Nei cassetti del Craf ci sono circa 554mila scatti, dai
dagherrotipi dell'800 ai giorni nostri e 6.000 di questi
riguardano il terremoto: 2.000 appartengono al Centro mentre gli
altri sono in deposito da parte del liceo artistico Sello di
Udine, fa sapere ancora Rampini. "Gli studenti e i docenti
dell'allora istituto statale d'arte - ricorda il direttore -
fecero uno straordinario lavoro recandosi sui luoghi del disastro
subito dopo il sisma, per realizzare con rigore professionale una
ricognizione nelle località meno battute dalle squadre di
soccorso.
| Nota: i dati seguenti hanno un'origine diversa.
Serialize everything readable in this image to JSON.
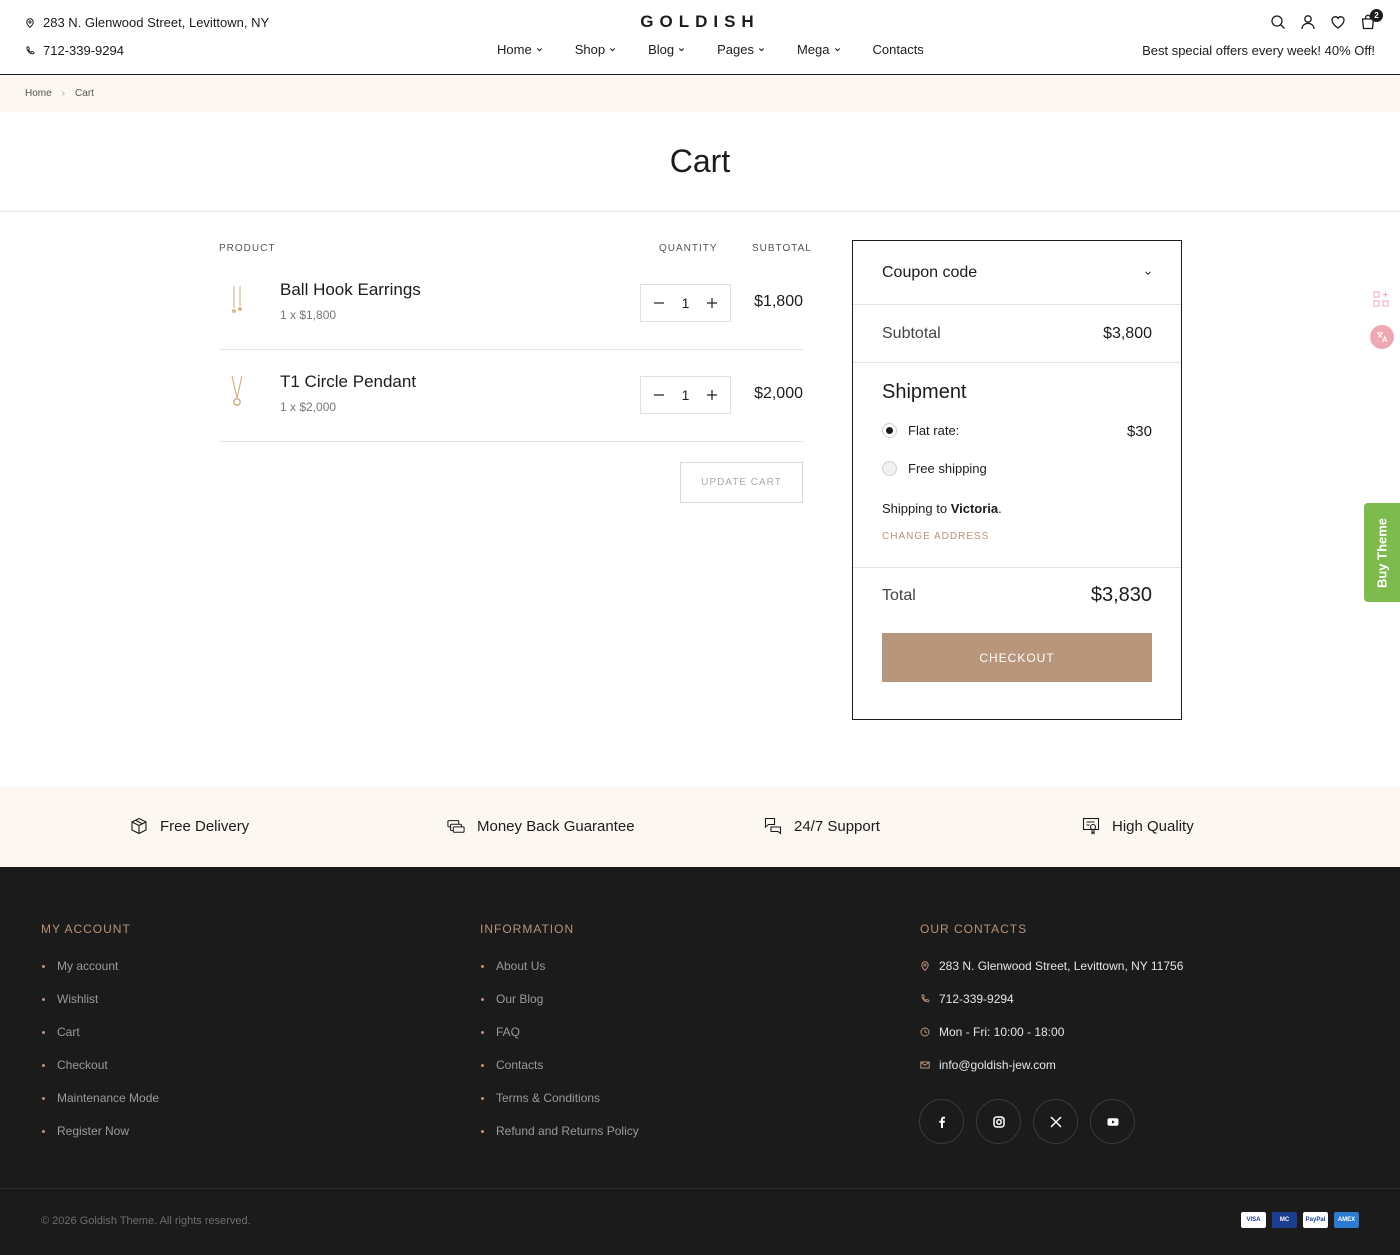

In meno di due mesi realizzarono una documentazione di
circa 7.000 riprese, ognuna delle quali corredate da schede
catalografiche redatte a mano o dattiloscritte; oggi stiamo
preparando anche un documentario con questo materiale".
Il Craf si muove su due fronti: quello dell'archiviazione,
recupero e ristampo della fotografia, e quello delle mostre.
Proprio sul fronte delle esposizioni, si è appreso che sta
preparando con il Comune di Pordenone, quale Capitale italiana
della Cultura 2027, delle attività straordinarie che
coinvolgeranno diversi fotografi all'interno del territorio.